Semua tahu: belum ada obat untuk Covid-19. Tapi apakah pasien tidak perlu diobati?
Para dokter pasti berada dalam dilema yang luar biasa. Lalu harus membuat keputusan. Dokter tidak boleh terus menerus dalam keraguan.
Saat akhirnya membuat keputusan dokter sudah memikirkannya berdasar keahliannya. Bukan berdasar perintah atau instruksi atau tekanan.
Itulah sebabnya pekerjaan dokter disebut ‘profesi’. Bukan pekerjaan biasa. Mereka harus punya ilmu di bidang itu dan harus punya otonomi untuk membuat keputusan.
Sampailah dokter pada putusan: harus diberi obat apakah pasien ini. Padahal obat untuk Covid-19 belum ada.
Mungkin juga dokter sudah tahu ada obat yang lebih baik dari itu. Apalagi di zaman internet ini. Dokter-dokter muda langsung tahu perkembangan terbaru di dunia luar.
Tapi apakah obat yang lebih baik itu sudah ada di Indonesia?
Maka saya bisa memaklumi dokter akan memberi obat apa pun yang menurut mereka terbaik di antara yang tersedia.
Saya pun mendapat info penting ini: di sebuah rumah sakit di Jakarta pasien Covid-19 diberi obat Oseltamivir 2x 75 mg. Ditambah vitamin C. Juga Azithromycin 2×500 mg atau Levofloxacin 1×750 mg.
Bagi pasien yang sudah agak berat ditambah Chloroquine sulphate 2x 500 mg.
Lalu ditambah lagi obat lain berdasar penyakit lain yang ditemukan di pasien Covid-19.
Misalnya ditambah Hepatoprotektor bagi pasien yang punya masalah liver. Misalnya SGPT/SGOT-nya tinggi.
Mungkin dokter di rumah sakit lain berbuat lain lagi. Atau sama. Sesuai dengan keilmuan dan otonomi mereka.
Yang lebih pusing adalah presiden –terlihat dari sikap Presiden Amerika Serikat Donald Trump. Ia harus membuat keputusan tapi tidak punya ilmunya.
Dan keputusan itu harus bisa sekalian mendongkrak popularitasnya. Presiden harus terlihat jagoan di situasi krisis seperti ini.
Maka Trump mendeklarasikan diri sebagai ‘Presiden di masa Perang’. Dan ia harus memberi semangat rakyatnya untuk optimistis.
Lalu harus pula bisa menutup kesan bahwa ia sangat telat dalam menangani krisis Covid-19 ini.
Untuk menutup kelemahan itu ia carilah kambing hitam.
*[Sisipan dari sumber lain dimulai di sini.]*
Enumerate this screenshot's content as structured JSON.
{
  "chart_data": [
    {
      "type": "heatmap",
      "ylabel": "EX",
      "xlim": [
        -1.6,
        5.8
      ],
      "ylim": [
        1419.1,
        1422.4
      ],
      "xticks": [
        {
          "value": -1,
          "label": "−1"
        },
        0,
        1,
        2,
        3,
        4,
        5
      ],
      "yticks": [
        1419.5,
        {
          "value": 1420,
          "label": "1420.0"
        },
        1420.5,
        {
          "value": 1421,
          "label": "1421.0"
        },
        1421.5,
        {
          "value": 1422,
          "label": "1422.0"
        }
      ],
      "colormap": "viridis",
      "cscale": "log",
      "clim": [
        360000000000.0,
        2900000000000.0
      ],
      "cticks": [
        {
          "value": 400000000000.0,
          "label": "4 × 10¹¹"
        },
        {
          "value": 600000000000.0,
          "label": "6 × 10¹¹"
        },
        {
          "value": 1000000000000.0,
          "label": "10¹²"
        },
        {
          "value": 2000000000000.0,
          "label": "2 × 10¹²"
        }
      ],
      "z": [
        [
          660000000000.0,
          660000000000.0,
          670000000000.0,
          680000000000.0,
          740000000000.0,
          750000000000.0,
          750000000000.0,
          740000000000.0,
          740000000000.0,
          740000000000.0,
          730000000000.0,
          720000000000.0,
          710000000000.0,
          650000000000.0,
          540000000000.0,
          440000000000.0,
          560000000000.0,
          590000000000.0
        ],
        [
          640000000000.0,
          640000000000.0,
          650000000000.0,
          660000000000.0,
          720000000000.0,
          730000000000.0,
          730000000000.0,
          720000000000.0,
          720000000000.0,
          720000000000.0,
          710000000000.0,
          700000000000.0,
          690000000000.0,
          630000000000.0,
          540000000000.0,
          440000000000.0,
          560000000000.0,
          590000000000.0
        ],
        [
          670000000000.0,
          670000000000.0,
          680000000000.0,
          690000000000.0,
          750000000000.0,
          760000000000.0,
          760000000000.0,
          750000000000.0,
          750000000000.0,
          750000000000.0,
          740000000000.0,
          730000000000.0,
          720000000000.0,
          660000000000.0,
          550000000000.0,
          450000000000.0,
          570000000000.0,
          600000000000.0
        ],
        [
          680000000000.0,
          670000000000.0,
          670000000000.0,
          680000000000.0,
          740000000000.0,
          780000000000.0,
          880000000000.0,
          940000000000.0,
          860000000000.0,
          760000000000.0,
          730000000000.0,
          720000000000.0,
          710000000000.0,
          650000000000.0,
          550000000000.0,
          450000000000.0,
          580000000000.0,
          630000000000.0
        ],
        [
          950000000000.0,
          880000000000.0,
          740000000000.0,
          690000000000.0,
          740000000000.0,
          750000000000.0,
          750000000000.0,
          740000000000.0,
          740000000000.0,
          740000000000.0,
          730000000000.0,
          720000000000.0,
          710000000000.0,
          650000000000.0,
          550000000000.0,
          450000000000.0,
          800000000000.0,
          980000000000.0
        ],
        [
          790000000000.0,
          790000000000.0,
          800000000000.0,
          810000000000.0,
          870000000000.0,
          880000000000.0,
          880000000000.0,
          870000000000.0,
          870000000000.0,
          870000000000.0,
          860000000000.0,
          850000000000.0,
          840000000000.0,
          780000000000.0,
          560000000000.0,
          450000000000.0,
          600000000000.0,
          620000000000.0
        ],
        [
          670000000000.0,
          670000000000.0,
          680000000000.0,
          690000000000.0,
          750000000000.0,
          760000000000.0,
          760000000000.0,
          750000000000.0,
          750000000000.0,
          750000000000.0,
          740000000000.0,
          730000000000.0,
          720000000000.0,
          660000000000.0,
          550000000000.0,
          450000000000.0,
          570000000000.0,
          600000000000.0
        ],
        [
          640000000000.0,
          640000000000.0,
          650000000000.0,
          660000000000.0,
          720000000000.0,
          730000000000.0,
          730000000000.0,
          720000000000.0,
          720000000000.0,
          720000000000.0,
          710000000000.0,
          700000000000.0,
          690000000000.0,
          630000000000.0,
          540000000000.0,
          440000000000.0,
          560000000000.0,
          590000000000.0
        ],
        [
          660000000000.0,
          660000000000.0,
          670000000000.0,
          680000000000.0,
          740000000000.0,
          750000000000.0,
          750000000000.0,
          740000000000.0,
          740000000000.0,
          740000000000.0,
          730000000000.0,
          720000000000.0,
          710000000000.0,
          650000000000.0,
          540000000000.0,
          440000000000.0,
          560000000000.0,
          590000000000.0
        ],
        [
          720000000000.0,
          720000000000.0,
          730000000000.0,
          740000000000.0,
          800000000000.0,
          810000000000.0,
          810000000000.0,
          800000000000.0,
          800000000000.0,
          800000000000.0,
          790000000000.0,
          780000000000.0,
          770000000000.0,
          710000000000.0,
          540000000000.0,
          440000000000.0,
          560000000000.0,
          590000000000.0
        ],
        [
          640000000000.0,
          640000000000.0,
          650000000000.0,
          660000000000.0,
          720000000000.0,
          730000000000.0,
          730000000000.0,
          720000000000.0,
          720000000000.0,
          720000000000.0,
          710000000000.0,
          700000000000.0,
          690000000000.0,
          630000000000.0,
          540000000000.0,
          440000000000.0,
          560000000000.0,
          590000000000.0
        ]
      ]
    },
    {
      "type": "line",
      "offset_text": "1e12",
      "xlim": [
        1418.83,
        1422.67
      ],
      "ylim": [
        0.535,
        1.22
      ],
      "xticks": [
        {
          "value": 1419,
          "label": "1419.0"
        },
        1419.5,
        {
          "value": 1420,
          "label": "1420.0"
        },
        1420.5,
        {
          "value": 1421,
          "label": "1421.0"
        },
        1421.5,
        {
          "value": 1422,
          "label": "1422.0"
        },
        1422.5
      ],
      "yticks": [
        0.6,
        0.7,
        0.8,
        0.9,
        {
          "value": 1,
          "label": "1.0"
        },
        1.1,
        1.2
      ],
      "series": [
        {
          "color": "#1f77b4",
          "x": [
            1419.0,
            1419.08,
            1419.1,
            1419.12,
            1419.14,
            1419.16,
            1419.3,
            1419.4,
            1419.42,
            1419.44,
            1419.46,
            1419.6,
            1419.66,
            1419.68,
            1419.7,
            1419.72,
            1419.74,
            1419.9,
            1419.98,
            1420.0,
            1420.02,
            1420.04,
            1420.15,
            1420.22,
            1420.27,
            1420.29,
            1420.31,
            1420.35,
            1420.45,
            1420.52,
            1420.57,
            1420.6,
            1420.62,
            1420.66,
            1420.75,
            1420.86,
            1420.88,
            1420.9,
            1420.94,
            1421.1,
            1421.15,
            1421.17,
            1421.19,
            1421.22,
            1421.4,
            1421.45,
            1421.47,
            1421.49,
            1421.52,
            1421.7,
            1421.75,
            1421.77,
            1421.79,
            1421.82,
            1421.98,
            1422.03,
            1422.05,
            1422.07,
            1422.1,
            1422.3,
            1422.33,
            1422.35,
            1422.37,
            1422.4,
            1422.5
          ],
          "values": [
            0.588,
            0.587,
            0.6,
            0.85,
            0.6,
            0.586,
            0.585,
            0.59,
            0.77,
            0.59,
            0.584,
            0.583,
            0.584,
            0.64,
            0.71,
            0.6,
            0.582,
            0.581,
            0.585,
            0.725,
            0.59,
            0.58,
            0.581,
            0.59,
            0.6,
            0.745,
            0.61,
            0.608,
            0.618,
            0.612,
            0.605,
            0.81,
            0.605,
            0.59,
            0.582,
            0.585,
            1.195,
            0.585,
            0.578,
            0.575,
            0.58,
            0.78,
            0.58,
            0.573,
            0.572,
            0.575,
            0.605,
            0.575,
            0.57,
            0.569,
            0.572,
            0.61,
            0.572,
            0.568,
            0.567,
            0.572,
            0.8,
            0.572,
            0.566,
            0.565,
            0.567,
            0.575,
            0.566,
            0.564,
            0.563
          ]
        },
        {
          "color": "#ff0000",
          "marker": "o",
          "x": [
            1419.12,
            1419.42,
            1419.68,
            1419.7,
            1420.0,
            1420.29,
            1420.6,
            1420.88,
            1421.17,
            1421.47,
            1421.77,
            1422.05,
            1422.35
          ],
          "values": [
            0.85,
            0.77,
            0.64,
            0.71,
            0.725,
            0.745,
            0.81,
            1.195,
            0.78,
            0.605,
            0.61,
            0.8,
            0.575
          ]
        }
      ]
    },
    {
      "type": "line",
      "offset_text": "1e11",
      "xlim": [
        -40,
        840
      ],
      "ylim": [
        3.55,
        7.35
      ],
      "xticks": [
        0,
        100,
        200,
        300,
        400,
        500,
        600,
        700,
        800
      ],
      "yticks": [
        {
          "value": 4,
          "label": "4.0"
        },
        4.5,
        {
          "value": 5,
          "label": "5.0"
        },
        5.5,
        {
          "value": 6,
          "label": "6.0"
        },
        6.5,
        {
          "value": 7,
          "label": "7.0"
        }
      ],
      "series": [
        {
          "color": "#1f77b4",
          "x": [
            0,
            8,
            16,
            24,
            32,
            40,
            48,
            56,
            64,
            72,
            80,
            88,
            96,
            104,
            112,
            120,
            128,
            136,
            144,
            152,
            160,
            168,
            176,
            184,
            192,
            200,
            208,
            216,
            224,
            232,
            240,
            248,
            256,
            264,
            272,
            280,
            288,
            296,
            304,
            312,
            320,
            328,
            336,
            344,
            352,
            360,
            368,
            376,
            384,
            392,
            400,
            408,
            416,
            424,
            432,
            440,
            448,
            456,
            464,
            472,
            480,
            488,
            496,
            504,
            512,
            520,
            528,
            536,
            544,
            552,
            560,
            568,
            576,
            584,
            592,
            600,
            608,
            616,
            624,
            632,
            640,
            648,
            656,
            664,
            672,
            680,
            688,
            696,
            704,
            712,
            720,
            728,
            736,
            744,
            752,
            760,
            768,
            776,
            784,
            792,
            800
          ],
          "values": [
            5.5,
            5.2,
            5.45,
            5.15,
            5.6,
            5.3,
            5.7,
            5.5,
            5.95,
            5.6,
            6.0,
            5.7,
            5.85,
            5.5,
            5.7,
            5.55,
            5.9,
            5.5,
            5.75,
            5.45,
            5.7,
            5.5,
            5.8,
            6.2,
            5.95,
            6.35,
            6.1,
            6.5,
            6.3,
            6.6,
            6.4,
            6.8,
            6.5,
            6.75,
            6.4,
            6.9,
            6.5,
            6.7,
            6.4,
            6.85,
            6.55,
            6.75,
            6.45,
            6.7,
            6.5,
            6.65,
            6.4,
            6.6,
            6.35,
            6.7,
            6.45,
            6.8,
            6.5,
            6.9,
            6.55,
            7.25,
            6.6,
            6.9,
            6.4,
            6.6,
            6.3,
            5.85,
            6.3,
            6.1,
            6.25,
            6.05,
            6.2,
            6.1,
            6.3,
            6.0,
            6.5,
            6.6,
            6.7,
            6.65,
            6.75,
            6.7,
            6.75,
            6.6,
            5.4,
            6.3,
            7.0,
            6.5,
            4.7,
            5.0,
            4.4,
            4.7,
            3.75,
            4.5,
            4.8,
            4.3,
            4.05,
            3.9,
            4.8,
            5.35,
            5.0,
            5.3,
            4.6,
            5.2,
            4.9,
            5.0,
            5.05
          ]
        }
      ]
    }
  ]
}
Sekaligus banyak: Gubernur New York, Partai Demokrat, dan Tiongkok.
Untuk menggerakkan optimisme dan semangat rakyat ia pun berpidato dengan gagah: sudah menemukan obat untuk Covid-19. Sudah bisa langsung diproduksi. Hanya karena ia maka prosedur izin produksinya bisa dipercepat. Soal perizinan beres.
Pokoknya rakyat segera dapat obatnya.
Nama obat itu: Chloroquine. Dan Hydroxychloroquine.
Hah?
Semua ahli obat lantas menertawakannya –dalam hati. Juga di medsos.
Nama obat yang disebut Trump yang pertama itu adalah obat produksi tahun 1940-an.
Itu adalah obat malaria.
Trump ngotot bahwa FDA sudah mengesahkannya sebagai obat Covid-19. Wartawan pun mendesaknya: kapan persetujuan itu diberikan?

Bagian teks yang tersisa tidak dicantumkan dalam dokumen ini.